A my? Ile razy odsuwamy na bok to, co było dla nas zbawienne, na przykład nasze osobiste spotkanie z Bogiem. Zaczynamy “rozsądzać intelektualnie”. To zaś zajmuje nasz umysł na tyle, że nie myślimy o tym, czy na tych drogach ewangelizacji spotkamy żywego Jezusa. Maryja z pośpiechem przysposobiła się do służby, ponieważ ta druga osoba obok niejpotrzebowała spotkać się ze Zbawicielem. A my, co czynimy z pośpiechem? Czy śmierć duchowa, a nawet fizyczna innych ludzi nie jest dla nas obojętna?
“Maryja weszła do domu Zachariasza i pozdrowiła Elżbietę. Gdy Elżbieta usłyszała pozdrowienie Maryi, poruszyło się dzieciątko w jej łonie, a Duch Święty napełnił Elżbietę” (Łk 1,40-41). To, co czytamy w tym króciutkim fragmencie, jest po prostu cudowne. Oto dwie osoby spotykają się i ujawnia się obecność Ducha Świętego. W tym wersecie, Łukasz chce przypomnieć nam fundamentalną prawdę: moja służba wypełnia się cudownie i zachwycająco, jeśli ja, jak Maryja, jestem w Bogu i mam Boga w sobie. Moje serdeczne działanie zyska wartość jedynie, jeśli ja żyję w Bogu, jeśli moja dusza jest w zgodzie ze Stwórcą, i jeśli realizuję to, co nakazał mi Jezus: kochać w Bogu, służyć w Bogu. Nie mogę i nigdy nie wolno mi czynić miłosierdzia tylko dlatego, że odczuwam czysto ludzkie pragnienie lub aby zaspokoić w sposób egoistyczny poczucie, że spełniam się jako osoba.
Niestety, nasze działanie bywa czysto ludzkie, filantropijne. Służę ubogim szukając wdzięczności, albo tylko wtedy, kiedy towarzyszą mi przyjaciele. Zapraszam ich, by przyszli z wizytą, aby poczuć się spełnionym, szczęśliwym, bardziej świętym? Wszystko z czasem przemija! Ilu z nas, na początku, podekscytowanych po swoim nawróceniu, spędzało całe noce na ulicach, z osobami bezdomnymi, a czy teraz wciąż żyjemy tak samo radykalnie? Jeśli nie tak, to by znaczyło, że nie byliśmy, ani nie jesteśmy w Bogu! Jeśli Jezus nie jest w centrum mojego życia, wcale nie dostrzegę, że Jezus jest żywy wśród ubogich.

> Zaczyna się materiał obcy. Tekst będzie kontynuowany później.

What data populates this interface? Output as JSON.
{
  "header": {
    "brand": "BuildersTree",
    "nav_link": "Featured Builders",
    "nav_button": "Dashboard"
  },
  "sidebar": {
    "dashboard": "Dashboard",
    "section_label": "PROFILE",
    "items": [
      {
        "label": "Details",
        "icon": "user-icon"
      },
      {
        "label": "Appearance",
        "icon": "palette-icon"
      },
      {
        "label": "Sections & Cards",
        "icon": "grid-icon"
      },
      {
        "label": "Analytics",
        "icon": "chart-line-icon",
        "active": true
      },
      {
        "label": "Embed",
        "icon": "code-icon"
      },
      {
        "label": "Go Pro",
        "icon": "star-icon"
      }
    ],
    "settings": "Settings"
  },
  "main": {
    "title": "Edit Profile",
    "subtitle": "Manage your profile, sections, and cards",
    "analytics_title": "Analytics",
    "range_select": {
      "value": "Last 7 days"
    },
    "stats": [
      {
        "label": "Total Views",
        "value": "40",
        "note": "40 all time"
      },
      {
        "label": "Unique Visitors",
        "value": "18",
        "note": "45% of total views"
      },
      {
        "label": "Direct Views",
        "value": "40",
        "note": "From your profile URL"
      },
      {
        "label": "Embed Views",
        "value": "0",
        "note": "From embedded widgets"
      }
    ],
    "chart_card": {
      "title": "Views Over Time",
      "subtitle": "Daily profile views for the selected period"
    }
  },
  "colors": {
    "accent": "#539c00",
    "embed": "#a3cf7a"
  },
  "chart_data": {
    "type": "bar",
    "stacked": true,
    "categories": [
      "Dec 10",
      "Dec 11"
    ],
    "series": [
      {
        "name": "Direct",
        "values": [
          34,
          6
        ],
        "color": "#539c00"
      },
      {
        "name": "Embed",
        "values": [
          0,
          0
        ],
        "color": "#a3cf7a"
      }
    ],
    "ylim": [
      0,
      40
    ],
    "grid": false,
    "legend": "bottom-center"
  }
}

Maryja idzie pospiesznie, aby służyć, ale idzie z Jezusem żyjącym w Niej, w Jej łonie. Ona ofiarowuje jedyną rzecz, którą ma: Jezusa. Nie idzie po to, by czynić dobro, ale idzie, aby zanieść Jezusa do Elżbiety. To jest prawdziwa miłość. Jest nią obecność Jezusa w moim „być”, które porusza mnie nieustannie do kochania i służenia bez granic. Tak ja staję się „Jezusem dla drugiego”. Służba, miłość, mają sens wyłącznie, jeśli ja „jestem Jezusem”, jeśli kocham Miłością, jeśli żyję Słowem, Eucharystią. Dawanie innym siebie samego z czasem będzie obracało się jedynie w porażkę, zmęczenie, odrzucenie, a nawet nienawiść do drugiego, ponieważ ten drugi, kochany na sposób ludzki pokazuje i zawsze będzie pokazywał swoje ograniczenia, egoizm, brud, grzech. Święta miłość realizuje się tylko wtedy, jeśli kocham jak Jezus, i w Jezusie. Maryja nie przejęła się tym, że Elżbieta była stara, że żyła daleko, że mogła się bać lub ukrywać przed innymi. Maryja przyniosła Elżbiecie Jezusa!
„Maryja wybrała się i poszła z pośpiechem na spotkanie Elżbiecie.” (Łk. 1, 39)
“A Duch Święty napełnił Elżbietę” (Łk. 1,41). Jest to wynik miłości Maryi: Elżbieta otrzymała Ducha Świętego i została napełniona radością. To piękne móc zobaczyć, jak obecność Jezusa dana przez Maryję, podoba się Duchowi Świętemu. Nasza miłość, służba ostatnim, jak i każdej napotkanej osobie, powinna być od początku do końca komunikowaniem Ducha Świętego, sprawianiem, by druga osoba mogła narodzić się w Duchu: Jezus we mnie, który spotyka się z Jezusem w drugimczłowieku, i miłość wzajemna płodzi Pięćdziesiątnicę! To winno być naszym przeznaczeniem, nieść Ducha Świętego każdej osobie, której służymy w dziełach miłosierdzia.
Niechaj drugi człowiek, spotkawszy nas, będzie mógł zawołać tak, jak Elżbieta: „błogosławiona jesteś między niewiastami i błogosławiony jest owoc twojego łona!”.